Dejando el dilema a un lado, Nathaniel invocó al diablillo extenuado y, haciendo caso omiso de sus protestas, lo envió a que espiara la Torre de Londres una vez más. Desde una distancia prudente, observó lleno de pánico cómo una horda enfurecida de demonios de alas verdes se lanzaba en picado sobre los parapetos como una nube de langostas y que luego, de súbito, se dispersaba en todas las direcciones por la capital.
—Impresionante, sí señor —comentó el espejo mágico—, de le mejorcito. Uno no suele codearse con genios de altos vuelos. ¿Quién sabe? —añadió—, tal vez algunos vienen a por ti.
—Encuentra a Underwood —gruñó Nathaniel—. Dime dónde está y qué está haciendo.
—Caramba, estamos de mala gaita, ¿eh? Veamos, Arthur Underwood… No, lo siento, también está en la Torre y no tengo acceso. Pero podríamos especular, ¿no? —El diablillo ahogó una risita—. Lo más probable es que en estos momentos esté charlando con tu amigo Bartimeo.
Seguir observando la Torre era inútil. Nathaniel arrojó el disco debajo de la cama, ya no le servía. Tendría que confesarlo todo, tendría que contárselo a su maestro, alguien por quien no sentía respeto alguno, alguien que no había sabido protegerlo, alguien que había agachado la cabeza y que había gimoteado ante Lovelace. Nathaniel se imaginaba sin problema alguno cómo expresaría Underwood su ira, con miradas desdeñosas, sorna y miedo por su propia e insignificante reputación. En cuanto a lo que pasaría después…
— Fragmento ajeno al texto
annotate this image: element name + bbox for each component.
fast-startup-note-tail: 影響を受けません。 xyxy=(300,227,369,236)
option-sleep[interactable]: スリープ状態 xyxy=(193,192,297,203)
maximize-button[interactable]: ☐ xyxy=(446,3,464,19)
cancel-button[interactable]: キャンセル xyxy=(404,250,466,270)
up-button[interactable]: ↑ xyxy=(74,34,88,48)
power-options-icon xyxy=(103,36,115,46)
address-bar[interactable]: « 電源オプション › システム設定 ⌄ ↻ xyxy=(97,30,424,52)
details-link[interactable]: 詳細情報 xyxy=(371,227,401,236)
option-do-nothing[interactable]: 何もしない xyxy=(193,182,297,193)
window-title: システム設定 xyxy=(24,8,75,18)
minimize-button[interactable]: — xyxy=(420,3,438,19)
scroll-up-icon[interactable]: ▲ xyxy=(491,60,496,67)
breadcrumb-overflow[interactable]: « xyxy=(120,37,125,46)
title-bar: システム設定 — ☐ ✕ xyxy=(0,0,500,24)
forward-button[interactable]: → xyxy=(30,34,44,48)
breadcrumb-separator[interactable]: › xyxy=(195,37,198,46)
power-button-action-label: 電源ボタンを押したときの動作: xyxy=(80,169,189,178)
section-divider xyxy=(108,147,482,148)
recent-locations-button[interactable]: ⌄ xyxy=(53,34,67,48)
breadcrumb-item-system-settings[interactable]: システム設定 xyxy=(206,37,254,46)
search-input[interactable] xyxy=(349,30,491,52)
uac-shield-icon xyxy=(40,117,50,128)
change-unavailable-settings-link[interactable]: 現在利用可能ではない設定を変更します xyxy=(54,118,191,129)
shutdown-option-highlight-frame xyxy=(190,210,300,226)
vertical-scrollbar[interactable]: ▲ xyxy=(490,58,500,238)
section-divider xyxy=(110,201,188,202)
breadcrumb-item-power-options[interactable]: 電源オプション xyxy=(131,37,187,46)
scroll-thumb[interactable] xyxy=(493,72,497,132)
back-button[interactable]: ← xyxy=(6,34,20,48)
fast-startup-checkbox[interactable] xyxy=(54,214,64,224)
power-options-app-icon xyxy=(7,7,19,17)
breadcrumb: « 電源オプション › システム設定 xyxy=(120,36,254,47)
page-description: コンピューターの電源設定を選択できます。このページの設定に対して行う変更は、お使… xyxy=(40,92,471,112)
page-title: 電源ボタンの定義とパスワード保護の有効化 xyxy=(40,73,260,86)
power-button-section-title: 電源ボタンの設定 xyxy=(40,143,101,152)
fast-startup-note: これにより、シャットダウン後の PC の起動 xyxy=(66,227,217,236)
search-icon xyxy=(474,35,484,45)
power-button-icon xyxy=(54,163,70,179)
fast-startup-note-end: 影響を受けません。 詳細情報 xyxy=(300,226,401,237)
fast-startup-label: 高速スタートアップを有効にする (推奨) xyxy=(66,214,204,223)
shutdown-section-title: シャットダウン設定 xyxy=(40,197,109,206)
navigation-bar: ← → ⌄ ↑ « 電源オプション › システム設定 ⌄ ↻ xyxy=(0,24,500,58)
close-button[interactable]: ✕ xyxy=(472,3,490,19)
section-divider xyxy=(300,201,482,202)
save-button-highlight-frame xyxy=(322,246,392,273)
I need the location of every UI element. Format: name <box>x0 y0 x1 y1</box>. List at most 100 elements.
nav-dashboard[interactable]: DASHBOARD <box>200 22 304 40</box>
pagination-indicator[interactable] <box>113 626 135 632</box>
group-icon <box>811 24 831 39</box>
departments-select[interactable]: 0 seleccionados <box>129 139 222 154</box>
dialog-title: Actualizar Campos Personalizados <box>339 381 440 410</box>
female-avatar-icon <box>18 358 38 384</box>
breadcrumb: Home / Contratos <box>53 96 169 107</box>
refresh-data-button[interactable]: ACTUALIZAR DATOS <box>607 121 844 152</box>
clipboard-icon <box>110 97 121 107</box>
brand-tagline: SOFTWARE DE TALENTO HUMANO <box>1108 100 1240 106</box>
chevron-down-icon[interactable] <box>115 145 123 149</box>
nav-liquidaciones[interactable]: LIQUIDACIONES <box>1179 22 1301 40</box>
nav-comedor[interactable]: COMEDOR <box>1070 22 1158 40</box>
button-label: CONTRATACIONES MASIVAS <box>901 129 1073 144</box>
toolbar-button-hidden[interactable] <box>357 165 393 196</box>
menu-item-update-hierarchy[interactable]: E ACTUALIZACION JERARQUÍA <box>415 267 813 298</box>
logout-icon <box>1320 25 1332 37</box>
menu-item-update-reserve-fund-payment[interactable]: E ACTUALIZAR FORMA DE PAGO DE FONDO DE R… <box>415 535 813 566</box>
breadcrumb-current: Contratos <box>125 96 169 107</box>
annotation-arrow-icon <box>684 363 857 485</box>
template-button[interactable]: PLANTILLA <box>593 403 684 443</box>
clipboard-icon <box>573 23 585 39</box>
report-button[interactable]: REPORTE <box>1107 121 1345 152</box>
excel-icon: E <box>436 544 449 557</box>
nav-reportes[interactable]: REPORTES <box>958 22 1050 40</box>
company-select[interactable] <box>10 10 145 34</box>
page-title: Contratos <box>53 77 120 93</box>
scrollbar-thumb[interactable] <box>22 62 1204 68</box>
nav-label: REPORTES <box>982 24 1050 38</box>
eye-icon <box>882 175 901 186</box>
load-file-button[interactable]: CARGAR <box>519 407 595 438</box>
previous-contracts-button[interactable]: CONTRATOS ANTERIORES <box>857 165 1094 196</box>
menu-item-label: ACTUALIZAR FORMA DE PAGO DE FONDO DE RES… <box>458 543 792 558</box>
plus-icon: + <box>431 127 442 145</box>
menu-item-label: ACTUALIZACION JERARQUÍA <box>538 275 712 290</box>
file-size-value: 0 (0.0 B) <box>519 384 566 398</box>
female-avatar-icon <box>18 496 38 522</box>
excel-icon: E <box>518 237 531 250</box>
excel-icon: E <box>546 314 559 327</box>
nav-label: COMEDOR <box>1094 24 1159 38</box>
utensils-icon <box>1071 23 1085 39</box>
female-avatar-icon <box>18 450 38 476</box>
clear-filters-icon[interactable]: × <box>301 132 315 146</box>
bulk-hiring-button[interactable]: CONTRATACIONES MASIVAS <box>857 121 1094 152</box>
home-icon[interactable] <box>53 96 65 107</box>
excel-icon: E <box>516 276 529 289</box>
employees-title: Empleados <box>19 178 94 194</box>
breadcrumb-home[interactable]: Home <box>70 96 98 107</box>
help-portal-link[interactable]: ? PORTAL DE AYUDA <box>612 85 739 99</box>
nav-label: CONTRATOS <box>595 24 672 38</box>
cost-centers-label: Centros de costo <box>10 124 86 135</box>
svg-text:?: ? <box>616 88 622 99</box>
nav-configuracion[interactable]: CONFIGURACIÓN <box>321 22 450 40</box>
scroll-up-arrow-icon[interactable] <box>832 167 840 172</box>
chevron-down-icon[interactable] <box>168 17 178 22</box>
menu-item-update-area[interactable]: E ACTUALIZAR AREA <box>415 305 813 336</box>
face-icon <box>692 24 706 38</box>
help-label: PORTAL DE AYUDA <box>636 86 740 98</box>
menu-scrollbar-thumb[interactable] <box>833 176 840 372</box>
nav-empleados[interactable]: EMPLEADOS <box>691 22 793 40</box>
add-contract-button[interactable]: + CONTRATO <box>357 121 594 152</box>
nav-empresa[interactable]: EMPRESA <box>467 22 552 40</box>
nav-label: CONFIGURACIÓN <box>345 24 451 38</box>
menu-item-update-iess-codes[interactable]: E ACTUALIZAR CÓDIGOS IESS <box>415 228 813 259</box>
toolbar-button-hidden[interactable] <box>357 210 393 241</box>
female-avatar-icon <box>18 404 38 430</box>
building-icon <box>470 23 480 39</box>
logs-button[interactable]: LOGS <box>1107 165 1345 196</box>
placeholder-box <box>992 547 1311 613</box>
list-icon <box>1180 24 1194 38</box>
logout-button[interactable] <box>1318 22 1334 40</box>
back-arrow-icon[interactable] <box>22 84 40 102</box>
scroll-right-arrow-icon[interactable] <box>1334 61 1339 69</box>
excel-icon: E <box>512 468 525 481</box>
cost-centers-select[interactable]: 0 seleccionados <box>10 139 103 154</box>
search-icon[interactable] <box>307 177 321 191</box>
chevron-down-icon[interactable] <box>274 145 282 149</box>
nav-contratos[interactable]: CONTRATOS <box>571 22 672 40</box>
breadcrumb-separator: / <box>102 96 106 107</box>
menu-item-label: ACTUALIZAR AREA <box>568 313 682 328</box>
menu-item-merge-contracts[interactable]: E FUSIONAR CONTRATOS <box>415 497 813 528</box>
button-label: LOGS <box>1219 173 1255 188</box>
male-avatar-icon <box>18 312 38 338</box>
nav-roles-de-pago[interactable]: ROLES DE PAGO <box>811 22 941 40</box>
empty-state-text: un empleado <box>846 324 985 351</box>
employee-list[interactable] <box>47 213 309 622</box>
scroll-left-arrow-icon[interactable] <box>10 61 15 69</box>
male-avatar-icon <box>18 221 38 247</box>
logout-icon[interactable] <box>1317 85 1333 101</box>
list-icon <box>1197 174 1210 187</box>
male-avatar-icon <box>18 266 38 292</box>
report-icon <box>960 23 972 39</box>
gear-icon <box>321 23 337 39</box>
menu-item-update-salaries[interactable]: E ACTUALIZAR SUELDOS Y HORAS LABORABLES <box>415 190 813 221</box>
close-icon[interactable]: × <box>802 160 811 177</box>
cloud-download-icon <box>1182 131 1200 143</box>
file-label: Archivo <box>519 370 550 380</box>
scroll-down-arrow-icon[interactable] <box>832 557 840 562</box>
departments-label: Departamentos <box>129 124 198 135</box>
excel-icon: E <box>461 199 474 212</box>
Alrededor de una hora más tarde, distinguió el eco de un portazo procedente de abajo. Se quedó paralizado a la espera de los temidos pasos de su maestro en los peldaños de las escaleras; sin embargo, durante largo rato, nadie apareció por su habitación. Cuando la llave abrió la cerradura, ya sabía que se trataba de la señora Underwood por su suave resuello. Llevaba una pequeña bandeja de té con un vaso de leche y un sandwich bastante reseco de tomate y pepino.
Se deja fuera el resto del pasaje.